Rickman stepped down after the election of Barack Obama in the 2008 U.S. presidential election. He was replaced by Hannah Rosenthal.

==Later career==
Rickman was critical of his successor, Hannah Rosenthal, for her criticism of Israeli Ambassador to the United States Michael Oren over his snubbing of the liberal Jewish lobby group J-Street in 2009.

After stepping down as Special Envoy at the end of the Bush Administration, Rickman was hired as the Director of Foreign Military Sales for National Air Cargo. In 2010, he became the Deputy Director of Policy and Government Affairs for the pro-Israel lobby group AIPAC. He served in this position until 2014.

From 2015 to 2017, Rickman was Legislative Director and Deputy Chief of Staff for Sen. Mike Rounds.

==Publications==
In 1999, Rickman wrote Swiss Banks and Jewish Souls, an account of his work on the Swiss bank inquiry and Holocaust restitution.
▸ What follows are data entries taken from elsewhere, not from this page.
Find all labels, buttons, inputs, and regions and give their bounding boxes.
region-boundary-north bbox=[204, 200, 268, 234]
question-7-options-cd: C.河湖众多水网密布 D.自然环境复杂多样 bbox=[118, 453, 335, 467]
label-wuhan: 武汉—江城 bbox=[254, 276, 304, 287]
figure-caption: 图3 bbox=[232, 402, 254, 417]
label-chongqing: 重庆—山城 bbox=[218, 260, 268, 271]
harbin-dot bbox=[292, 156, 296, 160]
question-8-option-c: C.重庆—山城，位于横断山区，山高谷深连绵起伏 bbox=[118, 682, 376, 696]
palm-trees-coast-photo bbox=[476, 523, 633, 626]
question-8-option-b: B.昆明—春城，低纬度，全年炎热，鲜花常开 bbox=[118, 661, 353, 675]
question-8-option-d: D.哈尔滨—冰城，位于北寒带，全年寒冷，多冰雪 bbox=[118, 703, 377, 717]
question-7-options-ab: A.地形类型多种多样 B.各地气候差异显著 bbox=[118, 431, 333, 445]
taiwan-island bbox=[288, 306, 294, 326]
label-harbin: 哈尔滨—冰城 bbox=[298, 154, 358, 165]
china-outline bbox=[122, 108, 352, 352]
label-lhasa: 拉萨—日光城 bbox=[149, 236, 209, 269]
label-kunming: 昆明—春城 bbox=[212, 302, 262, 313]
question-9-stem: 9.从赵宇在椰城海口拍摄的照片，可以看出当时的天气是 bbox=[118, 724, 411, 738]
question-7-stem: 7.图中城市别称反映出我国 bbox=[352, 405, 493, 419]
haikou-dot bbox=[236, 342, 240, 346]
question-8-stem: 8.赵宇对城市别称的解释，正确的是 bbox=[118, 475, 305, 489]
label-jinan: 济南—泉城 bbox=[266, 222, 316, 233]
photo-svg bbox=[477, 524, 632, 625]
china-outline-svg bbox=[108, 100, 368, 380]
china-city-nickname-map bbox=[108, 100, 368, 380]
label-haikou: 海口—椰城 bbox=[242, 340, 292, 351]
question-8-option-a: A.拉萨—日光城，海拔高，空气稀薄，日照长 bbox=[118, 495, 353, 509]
In the Central European History journal, John Teschke of University of California, Riverside called the book "an effective defense of the D'Amato effort and has made the job of apologist for the Swiss Nazi-era record far more difficult." However, in the same review Teschke also stated that Rickman "perhaps has exaggerated the significance of his...efforts at the expense of [[Edgar Bronfman Sr.|[Edgar] Bronfman]], who is considered the central figure in other accounts." In The Public Historian journal, the book was described as a "blow-by-blow account of the story's unfolding." However, in his 2003 book, The Holocaust Industry, the Jewish political scientist Norman Finkelstein questioned the motives behind the restitution efforts and the resulting lawsuit against the Swiss banks. As part of his overall criticism, Finkelstein also took issue with Rickman's characterization of the Swiss, referring to a passage where Rickman opined that a "deeper truth" about the Swiss was that "Down deep, perhaps deeper than they thought, a latent arrogance about themselves and against others existed in their very makeup. Try as they did they could not hide their upbringing".

In 2006, Rickman published Conquest and Redemption, A History of Jewish Assets from the Holocaust, describing how Nazi Germany and other countries delayed Holocaust restitution efforts.

Rickman's third book Hating the Jews was released in 2012. In the book, Rickman details the distinct challenges with combatting antisemitism.